Fecal 16S rRNA Gene Sequencing Analysis

DNA was extracted using the PowerSoil^® DNA Isolation Kit (MO BIO, Carlsbad, CA) according to the manufacturer’s protocol. DNA quantification was performed with PicoGreen (Invitrogen, Carlsbad, CA) and DNA quality was evaluated using a Nanodrop spectrophotometer. Each sequenced sample was prepared according to the Illumina 16S Metagenomic Sequencing Library protocols. The 16S rRNA genes were amplified using the 16S V3–V4 primers: 16S Amplicon PCR Forward Primer 341F (5’ TCGTCGGCAGCGTCAGATGTGTATAAGAGACAGCCTACGGGNGGCWGCAG) and 16S Amplicon PCR Reverse Primer 805R (5’ GTCTCGTGGGCTCGGAGATGTGTATAAGAGACAGGACTACHVGGGTATCTAATCC) (Herlemann et al., 2011).

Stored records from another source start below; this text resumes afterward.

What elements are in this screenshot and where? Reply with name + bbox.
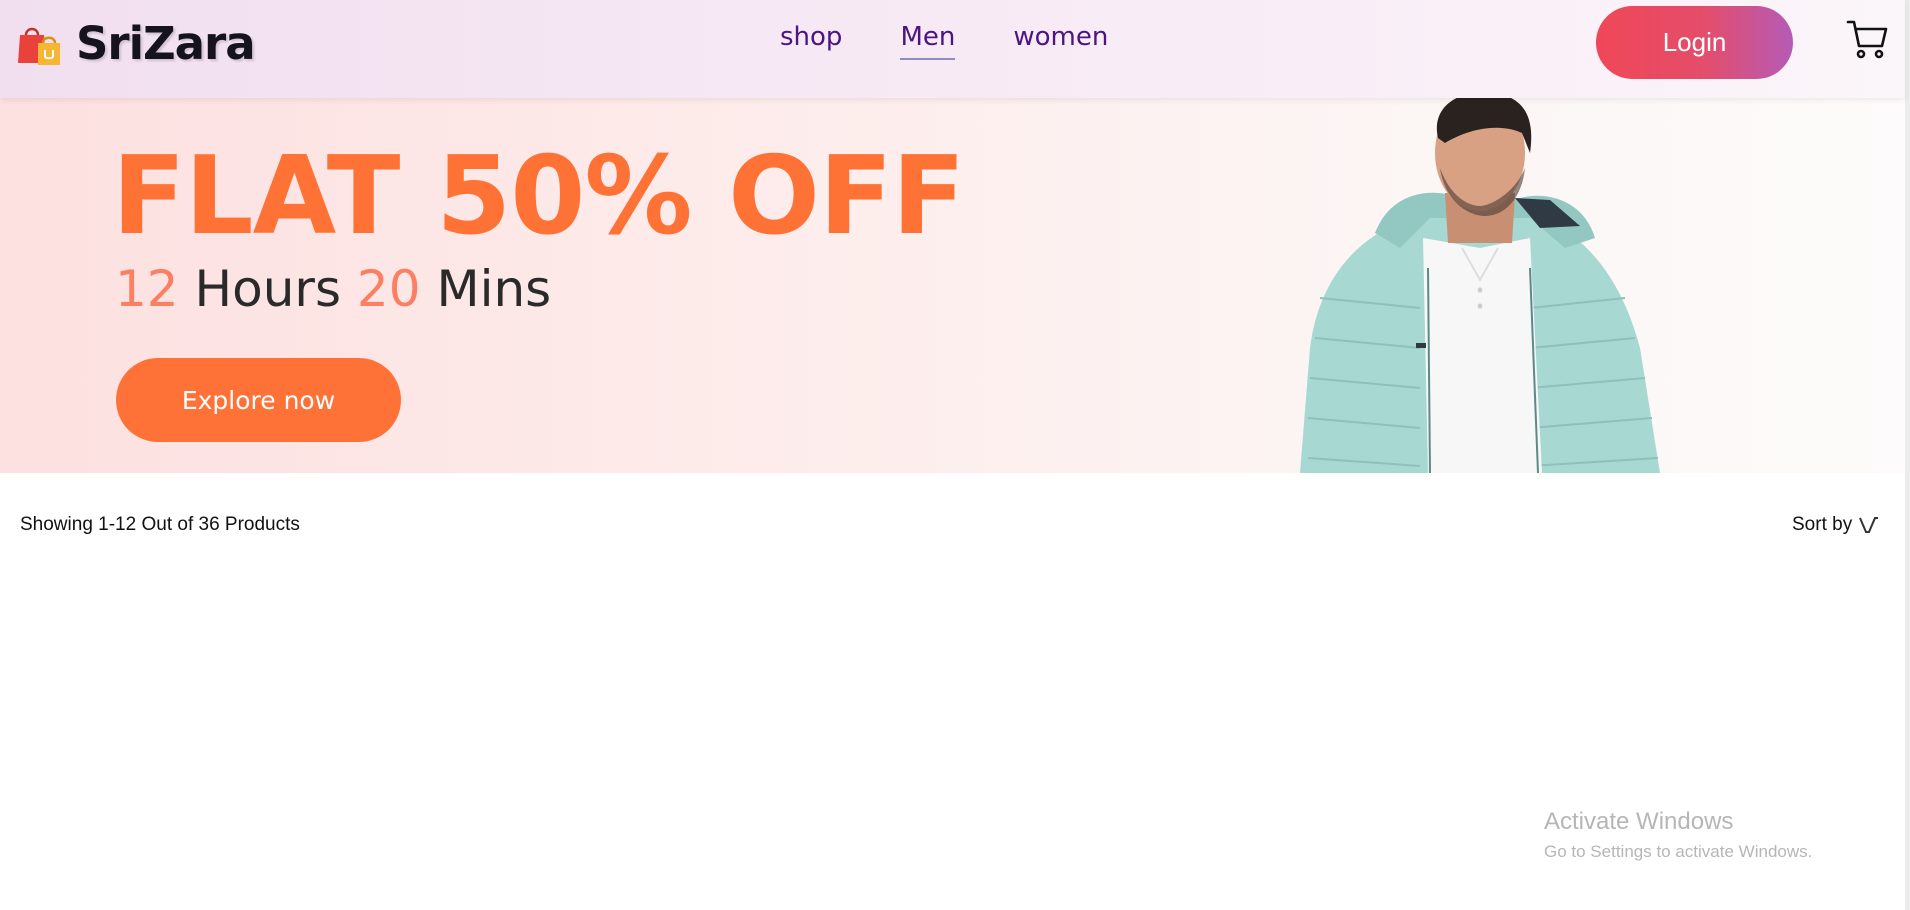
countdown-hours-label: Hours	[194, 260, 342, 318]
scrollbar-track[interactable]	[1905, 0, 1910, 910]
nav-item-shop[interactable]: shop	[780, 22, 842, 60]
brand-logo[interactable]: SriZara	[14, 16, 256, 70]
promo-headline: FLAT 50% OFF	[112, 134, 966, 259]
sort-dropdown[interactable]: Sort by	[1792, 514, 1880, 536]
sale-countdown: 12 Hours 20 Mins	[115, 260, 551, 318]
brand-name: SriZara	[76, 16, 256, 70]
cart-icon[interactable]	[1846, 18, 1888, 60]
watermark-title: Activate Windows	[1544, 808, 1734, 835]
nav-item-men[interactable]: Men	[900, 22, 956, 60]
model-photo	[1300, 98, 1660, 473]
watermark-subtitle: Go to Settings to activate Windows.	[1544, 842, 1813, 861]
nav-item-women[interactable]: women	[1013, 22, 1108, 60]
chevron-down-icon	[1859, 517, 1879, 533]
promo-banner: FLAT 50% OFF 12 Hours 20 Mins Explore no…	[0, 98, 1905, 473]
site-header: SriZara shop Men women Login	[0, 0, 1905, 98]
main-nav: shop Men women	[780, 22, 1108, 60]
login-button[interactable]: Login	[1596, 6, 1793, 79]
explore-now-button[interactable]: Explore now	[116, 358, 401, 442]
countdown-hours-value: 12	[115, 260, 179, 318]
page: SriZara shop Men women Login FLAT 50% OF…	[0, 0, 1910, 910]
sort-label: Sort by	[1792, 514, 1853, 535]
os-activation-watermark: Activate Windows Go to Settings to activ…	[1544, 808, 1812, 862]
shopping-bags-icon	[18, 27, 60, 65]
products-count: Showing 1-12 Out of 36 Products	[20, 514, 300, 535]
countdown-mins-value: 20	[356, 260, 421, 318]
countdown-mins-label: Mins	[436, 260, 552, 318]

gDNA (2 ng) was amplified using PCR and 5x reaction buffer, 1 mM of dNTP mix, 500 nM each of the universal forward and reverse PCR primer, and Herculase II fusion DNA polymerase (Agilent Technologies, Santa Clara, CA). Cycle conditions for the first PCR were as follows: 3 min at 95°C for heat activation, 25 cycles of 30 s at 95°C, 30 s at 55°C, and 30 s at 72°C, followed by 5 min of final extension at 72°C. The PCR product was purified with AMPure beads (Agencourt Bioscience, Beverly, MA), and then 2 μL of the product was amplified using PCR for final library construction with the Nextera XT Index Kit v2 (Illumina, San Diego, USA). The cycle conditions for the second PCR were the same as those of the first PCR except that only 10 cycles were performed. The PCR product was purified with AMPure beads and the final purified product was then quantified using qPCR according to the qPCR Quantification Protocol Guide (KAPA Library Quantification kits for IlluminaSequecing platforms) and evaluated for quality using the TapeStation D1000 ScreenTape (Agilent Technologies, Waldbronn, Germany). Paired-end (2×300 bp) sequencing was performed using the MiSeq™ platform (Illumina, San Diego, USA). In the preprocessing step, the adapter trimming, read assembly and OTU clustering were performed using fastp (v.0.19.3), FLASH (v.1.2.11) and CD-HIT-OTU, respectively (Magoc and Salzberg, 2011; Li and Chang, 2017; Chen et al., 2018). The final assembly was annotated by searching against the NCBI 16S ribosomal RNA sequence (Bacteria and Archaea) database using BLASTn (v.2.4.0) (Altschul et al., 1990; Sayers et al., 2021).